There is a ton written on the web and in print about rejection. I’m writing this blog entry in an attempt to reconcile a rejection I’ve just received. Lately I’ve been breaking my long term goals down into shorter term goals, which then funnel into daily and weekly tasks to further my career as a DJ, Producer, and label boss. One of these big goals is to get my music into media (TV, film, commercials, video games, etc.) I’ve had some success with this in the past via the distributor who handles our label, but I’d definitely like to be doing more.
Since I don’t personally know very many music supervisors, probably the best bet for me to get my music considered is to have what’s known as a music placement house represent me. These are folks who have relationships with a lot of media producers and link them with music that is right for their projects. Since I have a contact at one of such companies, I followed up with him and was asked to submit my 10 best tracks. I did so and got the following response:
“Hey Eric, I had a chance to review your music and though it was close I am not sure that the quality is ample or that the content itself is a fit for our catalog at this time.”
This is never easy to hear, but I realize that this dude probably gets sent massive amounts of music. So even though I was disappointed, I still thanked him for his time in listening and for being frank. He responded by letting me know that my tunes are “not far off, and mostly just need better source sounds.” I’m not quite sure how I feel about this, as I am definitely using pro quality drums and synths. My guess is that what’s actually missing is a greater sophistication in my sound design, layering, and mixing. These are all things I’m actively working on.
In any case, I’ve lived the bulk of my life with a neurotic fear of not being good enough. I can root that back to my childhood and work on my internal issues, which I do, but in the present moment what does this rejection mean and how can I deal with it in a constructive way? Here are some things that come to mind:
1. Accept the fact that rejection is part of the path to success. I worked in sales for quite some time and was very successful at it. On an exceptionally good day, 60 % of the pitches I made were rejected. Sometimes it’s a matter of just weeding through a bunch of no’s until you get to the yes.

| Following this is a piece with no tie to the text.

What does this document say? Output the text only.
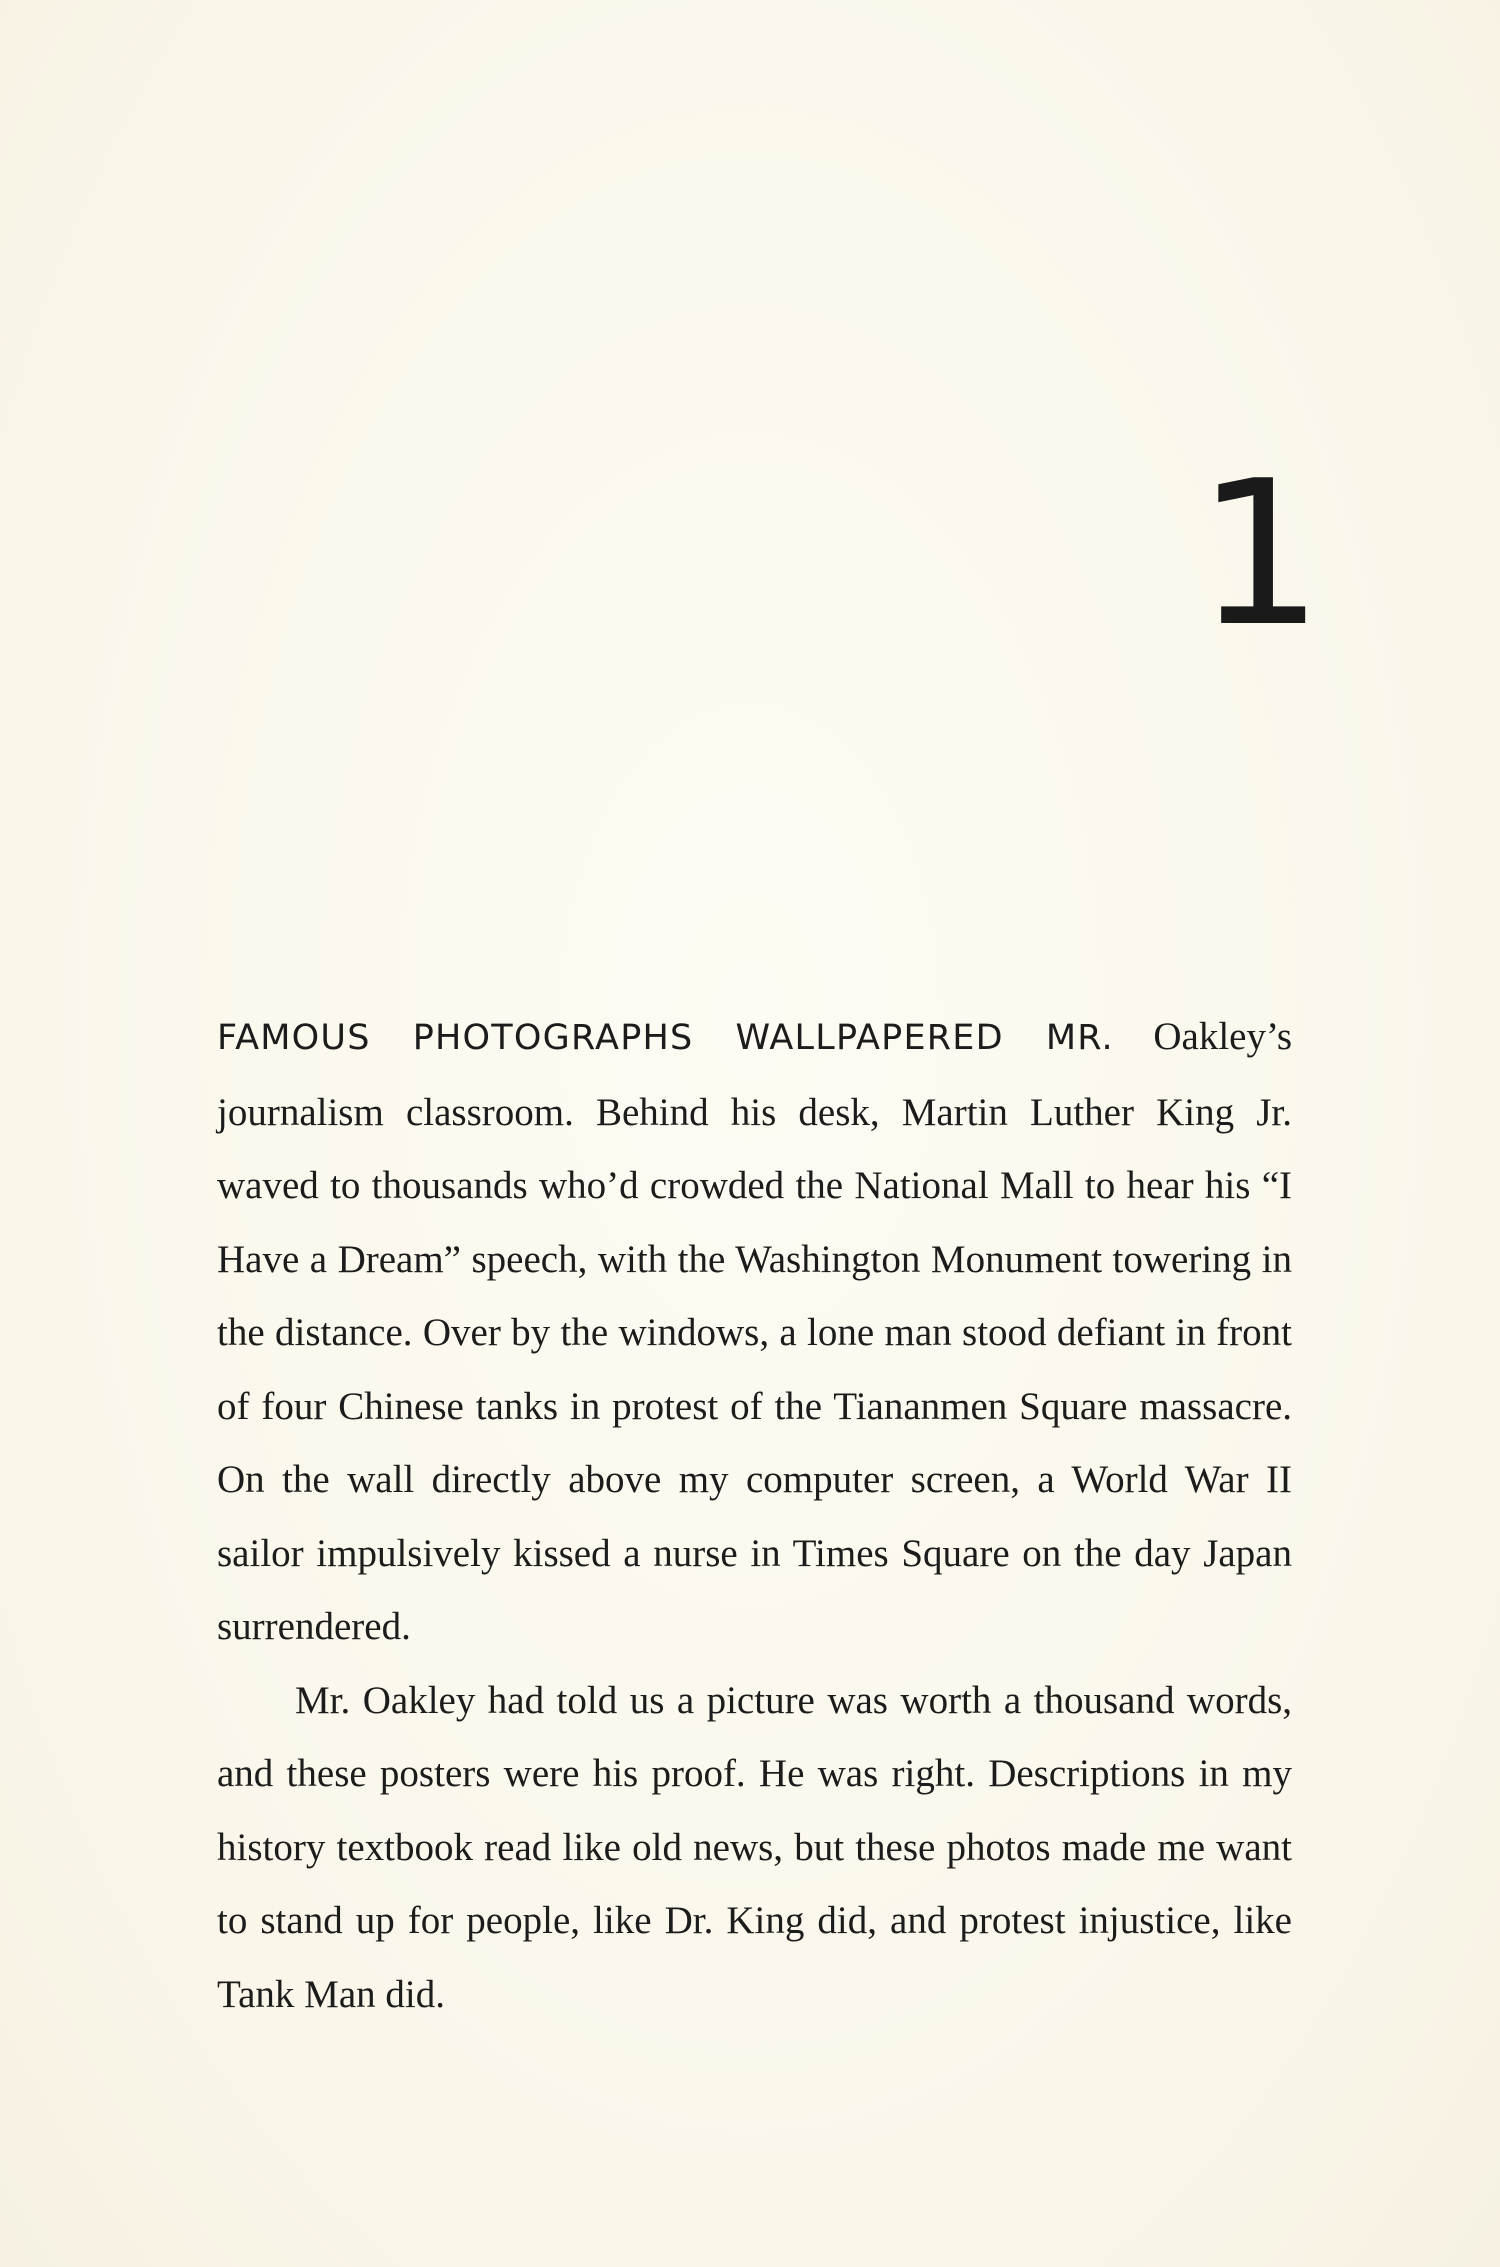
1

FAMOUS PHOTOGRAPHS WALLPAPERED MR. Oakley’s journalism classroom. Behind his desk, Martin Luther King Jr. waved to thousands who’d crowded the National Mall to hear his “I Have a Dream” speech, with the Washington Monument towering in the distance. Over by the windows, a lone man stood defiant in front of four Chinese tanks in protest of the Tiananmen Square massacre. On the wall directly above my computer screen, a World War II sailor impulsively kissed a nurse in Times Square on the day Japan surrendered.

Mr. Oakley had told us a picture was worth a thousand words, and these posters were his proof. He was right. Descriptions in my history textbook read like old news, but these photos made me want to stand up for people, like Dr. King did, and protest injustice, like Tank Man did.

2. Realize this is just one person’s opinion. Just because this music placement house isn’t interested in these particular tracks does not mean that every music placement house and media producer would not be interested in them. The song that DJ Fame and I had placed in CSI: Miami (thank you Jeff Straw!) surprised the daylights out of both of us as we didn’t think it was our best work.
3. Take a few minutes to feel awful. Sometimes it’s helpful to just indulge myself for a limited period of time. Rather than try and fight off the tide of negative thoughts, I just allow them to wash over me for 5 or 10 minutes. After a few moments the ideas that “I’m not good enough, I’m never going to amount to anything, I’m a fraud who everyone is now going to find out about, I should just give up now etc etc etc” start to sound just as ridiculous as they are.
4. Take a break. Do something awesome, like make a kickass snack, call someone who is rad, read an inspiring book.
5. Write about it. Hurr durr, here I am.
By this point in writing this I’m feeling a lot better. I’m realizing that I’ve had prior success at the very thing I was just rejected for. The “no” is in better context, and I’ve realized that I haven’t lost anything. Without risk, there is no reward. As an independent artist, it is my job to tastefully pitch myself and my work to people until the point when other people are doing so for me. Rejection builds character, and it makes me appreciate it that much more when I do get a “yes.” It is also a sign that I am putting myself and my work out there, which is very important. I hope to be bold and take a lot more risks as time goes on! How do you deal with rejection?